Malheureusement, de nos jours, la nostalgie n’est plus ce qu’elle était, puisque cette traditionnelle cueillette n’intéresse plus beaucoup les ksibiens de mon village natal. Mais moi, malgré mes lointains périples de chercheur scientifique, je restais fidèlement amoureux de l’olivier et je m’étais fait un joyeux plaisir d’avoir repris, depuis ma retraite professionnelle, la cueillette en compagnie de ma sœur qui, par chance, avait remplacé notre mère dans son rôle pour le soin des repas et du thé, et avec l’assistance de mes deux ouvriers, souvent originaires d’Elkhazzazia (Région du Centre Tunisien), mais tristement pas de ksibiens. Pour sa part, l’olivier, toujours égal à lui-même, résiste, malgré tout, aux agressions urbanistique et industrielle sauvages ; et nous essayons de l’accompagner dans sa résistance pour la préservation patrimoniale de la Tunisie et pour sa richesse économique. Je suis, cependant, profondément optimiste pour l’avenir, car je fais confiance au réveil et à l’éveil d’une certaine jeunesse tunisienne, ʺsmartʺ, qui comprendra bientôt les valeurs bénéfiques de l’agriculture en général et de l’olivier en particulier.

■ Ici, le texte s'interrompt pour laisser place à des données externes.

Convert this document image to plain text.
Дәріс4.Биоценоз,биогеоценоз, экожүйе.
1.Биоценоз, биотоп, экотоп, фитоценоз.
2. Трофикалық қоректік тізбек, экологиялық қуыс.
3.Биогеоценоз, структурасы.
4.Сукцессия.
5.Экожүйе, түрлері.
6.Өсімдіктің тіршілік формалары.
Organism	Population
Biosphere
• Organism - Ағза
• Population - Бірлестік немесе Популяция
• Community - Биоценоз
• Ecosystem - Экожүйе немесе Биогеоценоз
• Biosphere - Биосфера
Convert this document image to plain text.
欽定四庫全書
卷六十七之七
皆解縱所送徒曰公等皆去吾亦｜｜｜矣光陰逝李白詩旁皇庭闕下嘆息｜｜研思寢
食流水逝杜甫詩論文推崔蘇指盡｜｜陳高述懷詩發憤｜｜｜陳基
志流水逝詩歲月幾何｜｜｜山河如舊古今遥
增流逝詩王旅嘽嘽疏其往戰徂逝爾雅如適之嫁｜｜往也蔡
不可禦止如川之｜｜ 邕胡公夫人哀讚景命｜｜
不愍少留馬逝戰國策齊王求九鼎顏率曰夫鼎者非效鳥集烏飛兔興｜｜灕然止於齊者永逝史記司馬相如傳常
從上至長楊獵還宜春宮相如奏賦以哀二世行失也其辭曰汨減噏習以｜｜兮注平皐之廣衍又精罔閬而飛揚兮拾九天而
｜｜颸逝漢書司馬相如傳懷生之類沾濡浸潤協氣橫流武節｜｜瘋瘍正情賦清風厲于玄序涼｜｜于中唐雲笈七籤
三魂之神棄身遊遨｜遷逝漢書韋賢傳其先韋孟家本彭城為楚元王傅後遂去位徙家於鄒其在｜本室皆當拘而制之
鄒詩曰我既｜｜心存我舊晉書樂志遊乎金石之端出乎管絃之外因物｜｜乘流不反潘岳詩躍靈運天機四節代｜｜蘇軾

En attendant, il est incompréhensible que tous les citoyens, sans exception, n’aient pas accès à la consommation de l’huile d’olive de leur pays, pour un prix raisonnable qui devrait être subventionné, pour les moins chanceux, par le gouvernement. Je rappelle, tout de même que : 1) la Tunisie est classée mondialement quatrième après l’Espagne, l’Italie et la Grèce, mais premier pays par tête d’habitant; 2) la Tunisie peaufine ses huiles d’olive depuis la création de Carthage; et 3) l’un des plus vieux oliviers du monde se trouve en Tunisie.